Sergei Guriev file photo

(Moscow News – themoscownews.com – Natalia Antonova – June 3, 2013) The departure of Sergei Guriev is ultimately an illustration of what happens when powerful institutions steadily lean toward the irrational.

To recap, Guriev is an economist who co-authored a report that criticized the treatment of imprisoned tycoon Mikhail Khodorkovsky. When Prime Minister Dmitry Medvedev was president in 2008-2012, Guriev wielded major influence.

At present, people like Guriev are out of favor. After being repeatedly questioned over his report, Guriev was made to understand that he could also be imprisoned. He recently fled the country, resigning from his post as rector at Moscow’s New Economic School and officially “vacationing” with his family in France, but with no foreseeable plans to return.

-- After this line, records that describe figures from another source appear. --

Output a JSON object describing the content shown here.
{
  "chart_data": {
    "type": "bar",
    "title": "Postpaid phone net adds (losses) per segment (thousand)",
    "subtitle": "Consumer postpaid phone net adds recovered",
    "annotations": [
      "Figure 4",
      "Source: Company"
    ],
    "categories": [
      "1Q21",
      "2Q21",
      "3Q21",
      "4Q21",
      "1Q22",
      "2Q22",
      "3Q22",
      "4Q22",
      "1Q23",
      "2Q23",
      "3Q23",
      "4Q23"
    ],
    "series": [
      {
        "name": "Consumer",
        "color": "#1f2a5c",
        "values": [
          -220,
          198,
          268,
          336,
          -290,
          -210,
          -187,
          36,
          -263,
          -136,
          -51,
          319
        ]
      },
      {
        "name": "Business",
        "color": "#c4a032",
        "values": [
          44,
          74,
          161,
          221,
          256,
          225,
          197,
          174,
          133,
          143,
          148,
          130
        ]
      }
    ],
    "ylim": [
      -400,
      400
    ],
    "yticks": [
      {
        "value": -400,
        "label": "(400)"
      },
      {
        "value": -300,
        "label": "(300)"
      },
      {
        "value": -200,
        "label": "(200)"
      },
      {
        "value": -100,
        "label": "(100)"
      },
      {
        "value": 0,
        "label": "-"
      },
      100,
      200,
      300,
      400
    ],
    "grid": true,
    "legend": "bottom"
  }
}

Liberal commentators have been saying that Guriev’s treatment was ordered from above, and used as a demonstration of loyalty to the Kremlin by high-ranking law enforcement officials.

Yet the very fact that such officials are allowed to target people like Guriev with impunity is the direct result of a lack of accountability on all levels of the so-called silovik institutions.

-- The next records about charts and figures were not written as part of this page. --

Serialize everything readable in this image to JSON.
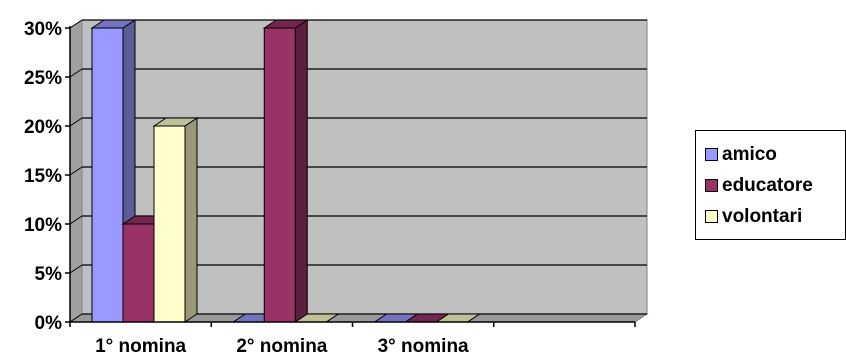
{
  "chart_data": {
    "type": "bar",
    "title": "",
    "xlabel": "",
    "ylabel": "",
    "categories": [
      "1° nomina",
      "2° nomina",
      "3° nomina"
    ],
    "series": [
      {
        "name": "amico",
        "values": [
          30,
          0,
          0
        ],
        "color": "#9999ff"
      },
      {
        "name": "educatore",
        "values": [
          10,
          30,
          0
        ],
        "color": "#993366"
      },
      {
        "name": "volontari",
        "values": [
          20,
          0,
          0
        ],
        "color": "#ffffcc"
      }
    ],
    "ylim": [
      0,
      30
    ],
    "yticks": [
      "0%",
      "5%",
      "10%",
      "15%",
      "20%",
      "25%",
      "30%"
    ],
    "grid": true,
    "legend_position": "right",
    "plot_background": "#c0c0c0",
    "three_d": true
  }
}
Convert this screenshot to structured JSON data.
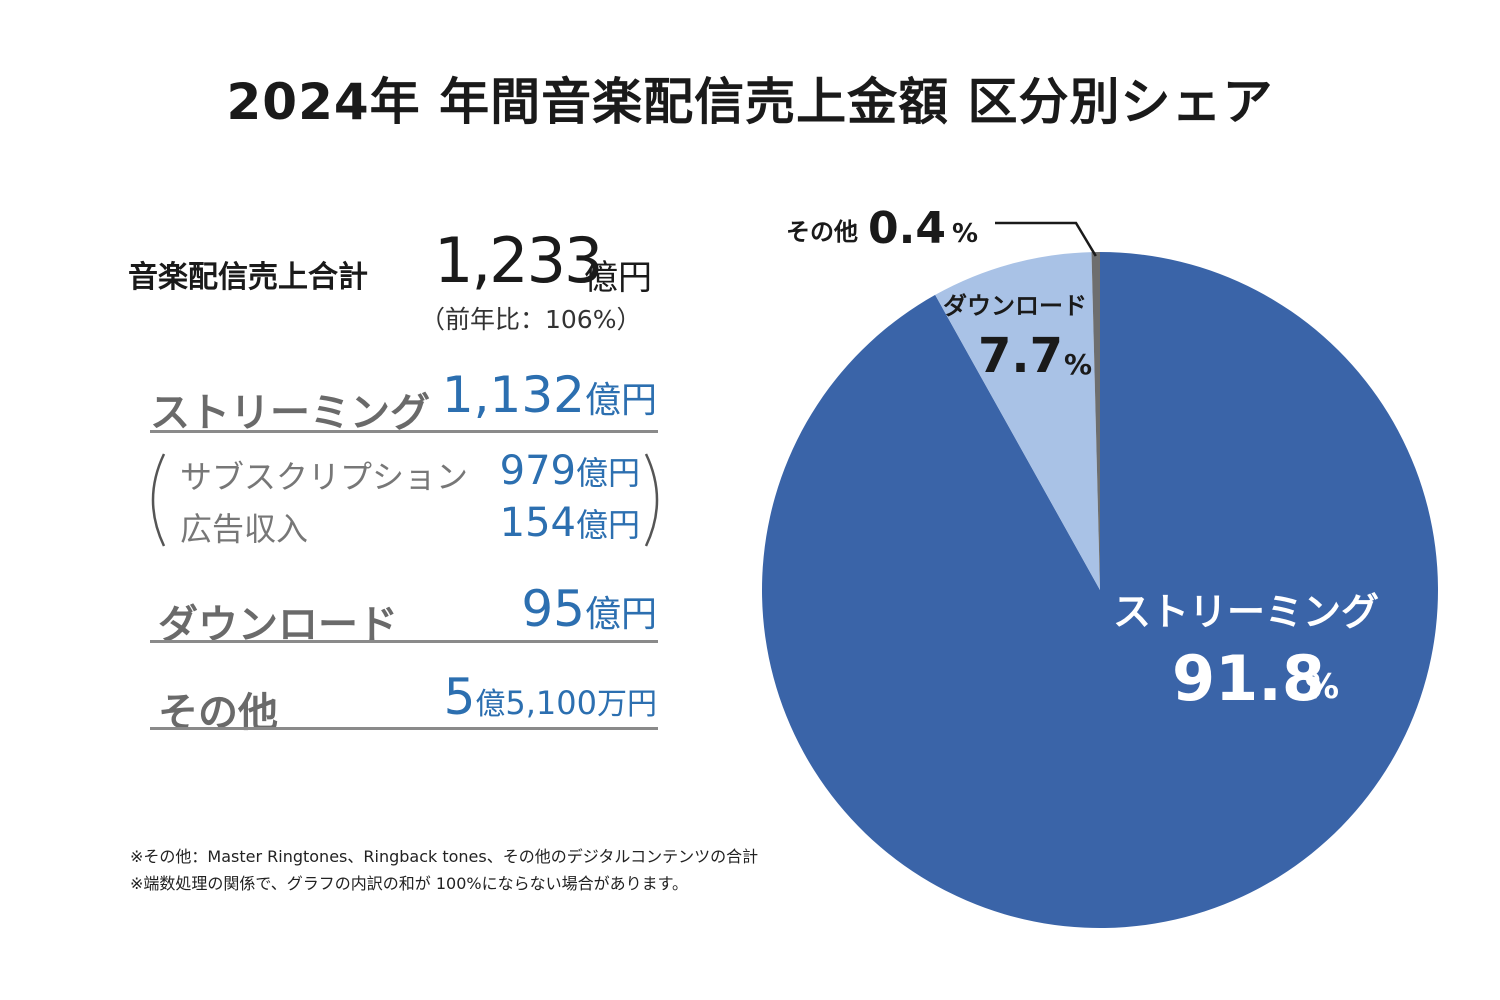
{
  "title": "2024年 年間音楽配信売上金額 区分別シェア",
  "summary": {
    "total_label": "音楽配信売上合計",
    "total_value": "1,233",
    "total_unit": "億円",
    "yoy": "（前年比：106%）"
  },
  "breakdown": {
    "streaming": {
      "label": "ストリーミング",
      "value": "1,132",
      "unit": "億円"
    },
    "subscription": {
      "label": "サブスクリプション",
      "value": "979",
      "unit": "億円"
    },
    "advertising": {
      "label": "広告収入",
      "value": "154",
      "unit": "億円"
    },
    "download": {
      "label": "ダウンロード",
      "value": "95",
      "unit": "億円"
    },
    "other": {
      "label": "その他",
      "value": "5",
      "unit": "億",
      "value2": "5,100",
      "unit2": "万円"
    }
  },
  "notes": [
    "※その他：Master Ringtones、Ringback tones、その他のデジタルコンテンツの合計",
    "※端数処理の関係で、グラフの内訳の和が 100%にならない場合があります。"
  ],
  "chart_data": {
    "type": "pie",
    "title": "2024年 年間音楽配信売上金額 区分別シェア",
    "unit": "%",
    "slices": [
      {
        "label": "ストリーミング",
        "value": 91.8,
        "display": "91.8",
        "color": "#3a64a8"
      },
      {
        "label": "ダウンロード",
        "value": 7.7,
        "display": "7.7",
        "color": "#a9c2e6"
      },
      {
        "label": "その他",
        "value": 0.4,
        "display": "0.4",
        "color": "#6e6e6e"
      }
    ]
  },
  "colors": {
    "streaming": "#3a64a8",
    "download": "#a9c2e6",
    "other": "#6e6e6e",
    "value_text": "#2c6fb0",
    "label_gray": "#6a6a6a"
  }
}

It’s very doubtful, for example, that the investigators who put such pressure on Guriev will be in any way reprimanded, least of all suspended or fired. They are waging a one-sided battle against soft targets here, and they do not answer to the public.

Of course, the siloviki have their own version of events, and claim that Guriev was paid off to write his report.

I suppose all of this is a sign of the times we live in. There is very little rationality behind the targeting of Guriev either way you see it. All it did was bring bad publicity.

I personally have all sorts of bones to pick with Russia’s liberal economists, but that doesn’t mean I think they’re automatically criminals.

But we are beyond the rational here. A reactionary system only grows more reactionary over time, or so it would appear. It makes me curious: what will happen next? Curious and more than a little anxious, that is.